If you have a business line of credit, you may be wondering how and when to use it. Also, are you really saving money, or are you paying out too much in interest? We’ll discuss this a bit, in today’s article.
First, let us deal with the issue of interest and incoming invoices. If you have invoices with a Net 30, 2% 60, and 4% 90 agreement, you should be fine, for most lines of credit. What this means is that if a payment is made within 30 days, then they pay you without any late payment penalty.
Since you’ll be paying off your business line of credit within the grace period, and paying nothing in interest yourself, that’s a wash, and it’s fine. 2% in 60 days is approximately 12% a year, so your credit line should be under 10%. The same principle applies to 90-day payments.

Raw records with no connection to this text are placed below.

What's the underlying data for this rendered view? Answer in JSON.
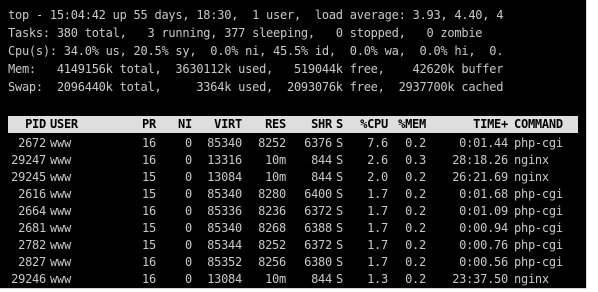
{
  "summary": {
    "line1": "top - 15:04:42 up 55 days, 18:30,  1 user,  load average: 3.93, 4.40, 4",
    "line2": "Tasks: 380 total,   3 running, 377 sleeping,   0 stopped,   0 zombie",
    "line3": "Cpu(s): 34.0% us, 20.5% sy,  0.0% ni, 45.5% id,  0.0% wa,  0.0% hi,  0.",
    "line4": "Mem:   4149156k total,  3630112k used,   519044k free,    42620k buffer",
    "line5": "Swap:  2096440k total,     3364k used,  2093076k free,  2937700k cached"
  },
  "columns": {
    "pid": "PID",
    "user": "USER",
    "pr": "PR",
    "ni": "NI",
    "virt": "VIRT",
    "res": "RES",
    "shr": "SHR",
    "s": "S",
    "cpu": "%CPU",
    "mem": "%MEM",
    "time": "TIME+",
    "command": "COMMAND"
  },
  "processes": [
    {
      "pid": "2672",
      "user": "www",
      "pr": "16",
      "ni": "0",
      "virt": "85340",
      "res": "8252",
      "shr": "6376",
      "s": "S",
      "cpu": "7.6",
      "mem": "0.2",
      "time": "0:01.44",
      "command": "php-cgi"
    },
    {
      "pid": "29247",
      "user": "www",
      "pr": "16",
      "ni": "0",
      "virt": "13316",
      "res": "10m",
      "shr": "844",
      "s": "S",
      "cpu": "2.6",
      "mem": "0.3",
      "time": "28:18.26",
      "command": "nginx"
    },
    {
      "pid": "29245",
      "user": "www",
      "pr": "15",
      "ni": "0",
      "virt": "13084",
      "res": "10m",
      "shr": "844",
      "s": "S",
      "cpu": "2.0",
      "mem": "0.2",
      "time": "26:21.69",
      "command": "nginx"
    },
    {
      "pid": "2616",
      "user": "www",
      "pr": "15",
      "ni": "0",
      "virt": "85340",
      "res": "8280",
      "shr": "6400",
      "s": "S",
      "cpu": "1.7",
      "mem": "0.2",
      "time": "0:01.68",
      "command": "php-cgi"
    },
    {
      "pid": "2664",
      "user": "www",
      "pr": "16",
      "ni": "0",
      "virt": "85336",
      "res": "8236",
      "shr": "6372",
      "s": "S",
      "cpu": "1.7",
      "mem": "0.2",
      "time": "0:01.09",
      "command": "php-cgi"
    },
    {
      "pid": "2681",
      "user": "www",
      "pr": "15",
      "ni": "0",
      "virt": "85340",
      "res": "8268",
      "shr": "6388",
      "s": "S",
      "cpu": "1.7",
      "mem": "0.2",
      "time": "0:00.94",
      "command": "php-cgi"
    },
    {
      "pid": "2782",
      "user": "www",
      "pr": "15",
      "ni": "0",
      "virt": "85344",
      "res": "8252",
      "shr": "6372",
      "s": "S",
      "cpu": "1.7",
      "mem": "0.2",
      "time": "0:00.76",
      "command": "php-cgi"
    },
    {
      "pid": "2827",
      "user": "www",
      "pr": "16",
      "ni": "0",
      "virt": "85352",
      "res": "8256",
      "shr": "6380",
      "s": "S",
      "cpu": "1.7",
      "mem": "0.2",
      "time": "0:00.56",
      "command": "php-cgi"
    },
    {
      "pid": "29246",
      "user": "www",
      "pr": "16",
      "ni": "0",
      "virt": "13084",
      "res": "10m",
      "shr": "844",
      "s": "S",
      "cpu": "1.3",
      "mem": "0.2",
      "time": "23:37.50",
      "command": "nginx"
    }
  ]
}
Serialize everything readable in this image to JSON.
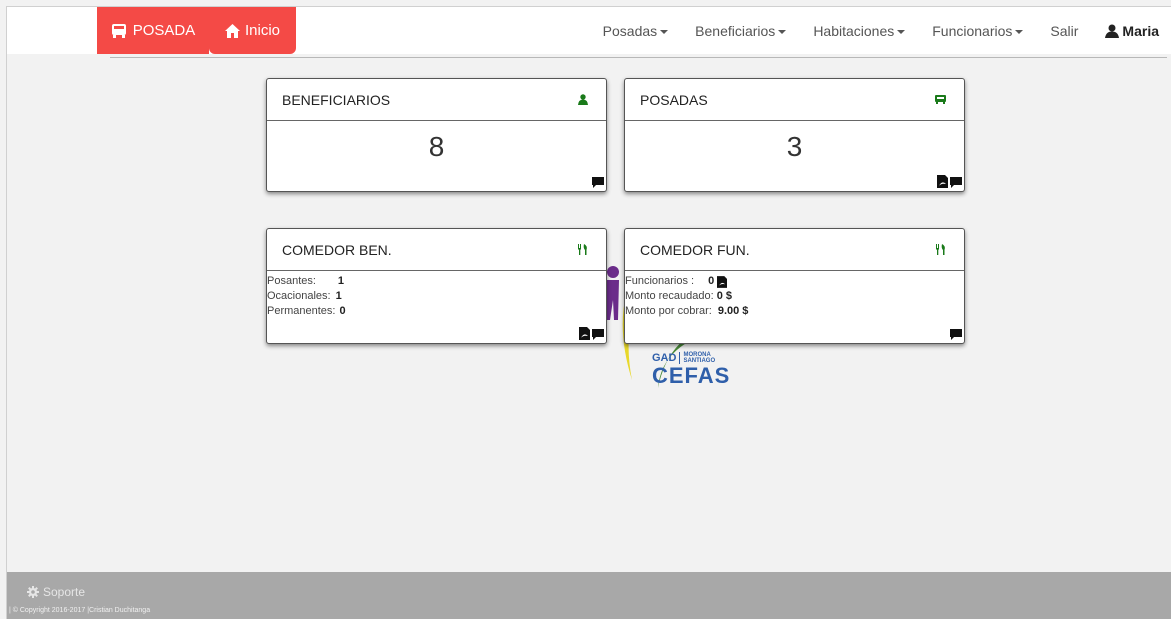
{
  "navbar": {
    "brand_label": "POSADA",
    "home_label": "Inicio",
    "menu": [
      {
        "label": "Posadas"
      },
      {
        "label": "Beneficiarios"
      },
      {
        "label": "Habitaciones"
      },
      {
        "label": "Funcionarios"
      }
    ],
    "logout_label": "Salir",
    "user_name": "Maria"
  },
  "logo": {
    "gad": "GAD",
    "morona": "MORONA",
    "santiago": "SANTIAGO",
    "cefas": "CEFAS"
  },
  "panels": {
    "beneficiarios": {
      "title": "BENEFICIARIOS",
      "value": "8"
    },
    "posadas": {
      "title": "POSADAS",
      "value": "3"
    },
    "comedor_ben": {
      "title": "COMEDOR BEN.",
      "rows": [
        {
          "label": "Posantes:",
          "value": "1"
        },
        {
          "label": "Ocacionales:",
          "value": "1"
        },
        {
          "label": "Permanentes:",
          "value": "0"
        }
      ]
    },
    "comedor_fun": {
      "title": "COMEDOR FUN.",
      "rows": [
        {
          "label": "Funcionarios :",
          "value": "0"
        },
        {
          "label": "Monto recaudado:",
          "value": "0 $"
        },
        {
          "label": "Monto por cobrar:",
          "value": "9.00 $"
        }
      ]
    }
  },
  "footer": {
    "support_label": "Soporte",
    "copyright": "| © Copyright 2016-2017 |Cristian Duchitanga"
  },
  "colors": {
    "brand_red": "#f44a46",
    "icon_green": "#1a7a1a",
    "footer_gray": "#a8a8a8"
  }
}
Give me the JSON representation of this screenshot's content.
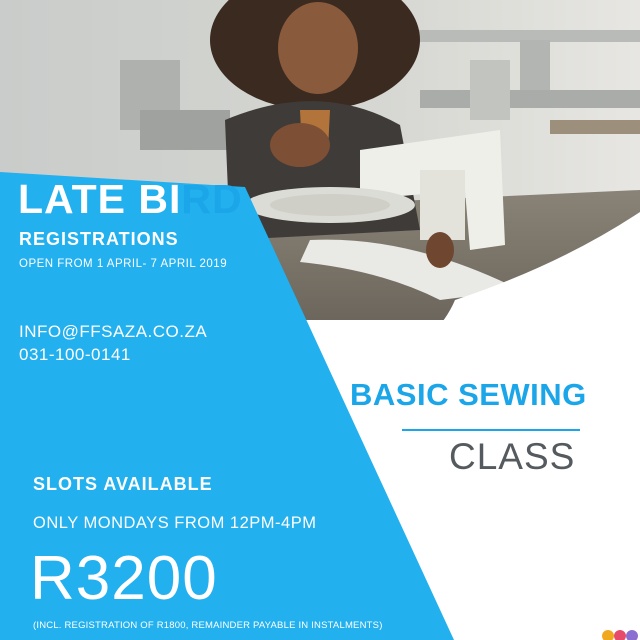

One thing to be wary of when making these calculations is how much leverage you have to pay for emergencies when they come up. It makes no sense to use your entire business line of credit to float incoming invoices only to get expensive business cash advances to deal with your own cash flow issues and emergencies.
My suggestion is that, if you find yourself running short of cash, you should convert some of your invoices to cash using a factoring service that will purchase these invoices for 1% to 4% per invoice. This means you’ll lose a bit on the balance between your incoming receipts and their execution, but at least you won’t have to pay double-digit interest for cash advances.